In questo desolante panorama la poesia si trova ai margini. Perduta l’aura, il lessico specifico, i vincoli come le leggi metriche recuperati solo con intento ironico, fintanto l’opposizione alla prosa, la memorabilità, assente l’ascoltatore, che cosa resta alla nobile arte del fare, dell’inventare, del comporre, del creare, secondo l’etimologia greca del termine?

Intanto, interrogare i margini. Abitare gli interlinea, gli spazi tra le parole, gli interstizi tra le lettere, scovare una resistenza alla fretta, alla velocità, alla riproduzione, recuperando il passato ma anche campionando il presente per ridurlo, deriderlo, amplificarlo, leggerlo nella complessità.
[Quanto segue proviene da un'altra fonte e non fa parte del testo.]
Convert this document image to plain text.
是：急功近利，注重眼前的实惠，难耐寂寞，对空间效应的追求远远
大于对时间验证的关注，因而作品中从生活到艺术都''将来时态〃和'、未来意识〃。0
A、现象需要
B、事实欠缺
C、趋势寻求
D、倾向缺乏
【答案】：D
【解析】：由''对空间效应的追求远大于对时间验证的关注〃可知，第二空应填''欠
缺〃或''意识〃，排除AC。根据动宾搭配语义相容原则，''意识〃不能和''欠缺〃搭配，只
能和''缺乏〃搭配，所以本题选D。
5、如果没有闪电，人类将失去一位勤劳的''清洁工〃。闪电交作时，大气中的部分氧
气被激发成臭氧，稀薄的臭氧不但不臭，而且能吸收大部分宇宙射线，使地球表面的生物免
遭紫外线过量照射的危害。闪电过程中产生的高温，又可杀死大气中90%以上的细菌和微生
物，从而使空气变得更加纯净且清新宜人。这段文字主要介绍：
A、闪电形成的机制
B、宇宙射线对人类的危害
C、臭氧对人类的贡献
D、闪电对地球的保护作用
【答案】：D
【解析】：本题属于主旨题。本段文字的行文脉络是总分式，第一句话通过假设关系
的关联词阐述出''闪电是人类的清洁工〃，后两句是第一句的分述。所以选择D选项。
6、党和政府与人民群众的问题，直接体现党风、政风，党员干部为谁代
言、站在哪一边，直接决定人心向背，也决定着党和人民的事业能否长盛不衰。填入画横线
La poesia, anche ora, è una forma di esaltazione delle propensioni cognitive, è un irriducibile compendio delle capacità biologiche della persona e, come tale, può rappresentare uno degli strumenti per comprendere la porzione di mondo che abitiamo per offrirla agli altri come gesto tangibile di prossimità.
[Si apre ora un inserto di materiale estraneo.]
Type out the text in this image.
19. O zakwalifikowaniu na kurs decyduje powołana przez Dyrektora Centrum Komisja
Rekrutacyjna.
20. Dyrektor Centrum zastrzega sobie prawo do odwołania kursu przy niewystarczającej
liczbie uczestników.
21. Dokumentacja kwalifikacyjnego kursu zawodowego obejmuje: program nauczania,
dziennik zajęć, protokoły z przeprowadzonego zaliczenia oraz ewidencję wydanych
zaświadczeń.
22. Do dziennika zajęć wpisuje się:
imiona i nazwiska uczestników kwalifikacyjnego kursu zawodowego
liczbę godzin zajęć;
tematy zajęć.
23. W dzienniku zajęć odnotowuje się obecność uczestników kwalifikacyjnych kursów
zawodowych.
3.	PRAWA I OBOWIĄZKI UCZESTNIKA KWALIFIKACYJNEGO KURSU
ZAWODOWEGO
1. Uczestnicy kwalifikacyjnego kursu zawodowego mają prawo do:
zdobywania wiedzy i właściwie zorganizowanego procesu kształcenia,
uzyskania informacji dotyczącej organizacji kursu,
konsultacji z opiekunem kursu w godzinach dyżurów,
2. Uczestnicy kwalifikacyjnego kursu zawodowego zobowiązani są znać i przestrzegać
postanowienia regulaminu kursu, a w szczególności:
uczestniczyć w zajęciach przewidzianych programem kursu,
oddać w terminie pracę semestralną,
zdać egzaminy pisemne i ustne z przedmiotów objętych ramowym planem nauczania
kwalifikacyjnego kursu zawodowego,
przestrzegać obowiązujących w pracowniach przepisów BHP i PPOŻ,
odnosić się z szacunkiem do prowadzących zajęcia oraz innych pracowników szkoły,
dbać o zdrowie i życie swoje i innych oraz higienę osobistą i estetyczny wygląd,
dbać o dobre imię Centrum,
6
Questo assunto porta con sé varie responsabilità, comprese quelle dello studio, della fatica, dell’esercizio del tempo. Nel 1935 il critico letterario e filologo Gianfranco Contini scriveva che «ogni posizione stilistica, o addirittura grammaticale, è una posizione gnoseologica». Componendo attraverso le chat dell’AI, che sono già in grado di scrivere qualsiasi cosa abbattendo il tempo e lo sforzo anche se, per ora, con mediocrità stilistica, questa asserzione potrebbe apparire ridicola o superata. Niente di più sbagliato, intanto poiché ogni mezzo è ideologico e assume su di sé un’idea mai neutrale e poi perché nessun sintagma, tanto più se pronunciato da un essere umano, dice solo quello che dice.
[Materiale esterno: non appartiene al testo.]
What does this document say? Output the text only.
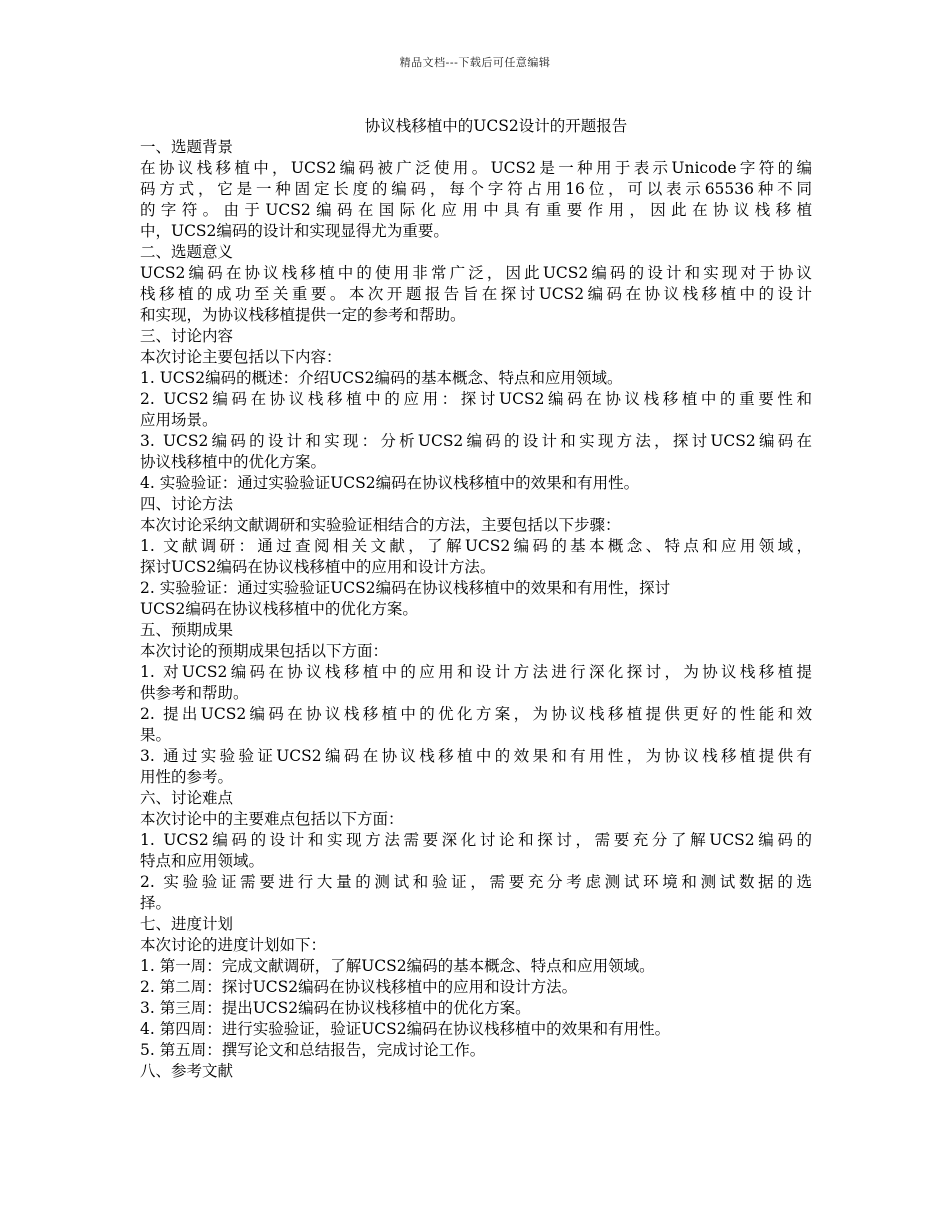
精品文档---下载后可任意编辑
协议栈移植中的UCS2设计的开题报告
一、选题背景
在协议栈移植中，UCS2编码被广泛使用。UCS2是一种用于表示Unicode字符的编
码方式，它是一种固定长度的编码，每个字符占用16位，可以表示65536种不同
的字符。由于UCS2编码在国际化应用中具有重要作用，因此在协议栈移植
中，UCS2编码的设计和实现显得尤为重要。
二、选题意义
UCS2编码在协议栈移植中的使用非常广泛，因此UCS2编码的设计和实现对于协议
栈移植的成功至关重要。本次开题报告旨在探讨UCS2编码在协议栈移植中的设计
和实现，为协议栈移植提供一定的参考和帮助。
三、讨论内容
本次讨论主要包括以下内容：
1. UCS2编码的概述：介绍UCS2编码的基本概念、特点和应用领域。
2. UCS2编码在协议栈移植中的应用：探讨UCS2编码在协议栈移植中的重要性和
应用场景。
3. UCS2编码的设计和实现：分析UCS2编码的设计和实现方法，探讨UCS2编码在
协议栈移植中的优化方案。
4. 实验验证：通过实验验证UCS2编码在协议栈移植中的效果和有用性。
四、讨论方法
本次讨论采纳文献调研和实验验证相结合的方法，主要包括以下步骤：
1. 文献调研：通过查阅相关文献，了解UCS2编码的基本概念、特点和应用领域，
探讨UCS2编码在协议栈移植中的应用和设计方法。
2. 实验验证：通过实验验证UCS2编码在协议栈移植中的效果和有用性，探讨
UCS2编码在协议栈移植中的优化方案。
五、预期成果
本次讨论的预期成果包括以下方面：
1. 对UCS2编码在协议栈移植中的应用和设计方法进行深化探讨，为协议栈移植提
供参考和帮助。
2. 提出UCS2编码在协议栈移植中的优化方案，为协议栈移植提供更好的性能和效
果。
3. 通过实验验证UCS2编码在协议栈移植中的效果和有用性，为协议栈移植提供有
用性的参考。
六、讨论难点
本次讨论中的主要难点包括以下方面：
1. UCS2编码的设计和实现方法需要深化讨论和探讨，需要充分了解UCS2编码的
特点和应用领域。
2. 实验验证需要进行大量的测试和验证，需要充分考虑测试环境和测试数据的选
择。
七、进度计划
本次讨论的进度计划如下：
1. 第一周：完成文献调研，了解UCS2编码的基本概念、特点和应用领域。
2. 第二周：探讨UCS2编码在协议栈移植中的应用和设计方法。
3. 第三周：提出UCS2编码在协议栈移植中的优化方案。
4. 第四周：进行实验验证，验证UCS2编码在协议栈移植中的效果和有用性。
5. 第五周：撰写论文和总结报告，完成讨论工作。
八、参考文献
Alla poesia e a chi la pratica, come scrivente o come lettore, forse resta proprio questa ricchezza: la comprensione profonda che ogni gramma non è lettera interscambiabile ma postura di fronte al mondo, che sia una mano tesa o uno sguardo carico d’ira.

Simone Biundo

Simone Biundo (Genova, 1990) è insegnante di lettere a Genova in una Scuola secondaria, è editor della rivista «VP Plus», è ricercatore indipendente di storia dell’editoria e della letteratura. Ha pubblicato poesie su «Neutopia», «Margutte», «Poesia del nostro tempo» e «Nuovi Argomenti». Per Interno Poesia è uscito il suo primo libro di poesie, "Le anime elementari" (2020). Con il poeta Damiano Sinfonico, l’attrice e linguista Sara Sorrentino cura la rassegna di poesia contemporanea , poet. – alla libreria Falso Demetrio. Qui in EDUCatt collabora come ghostwriter, SMM e content manager.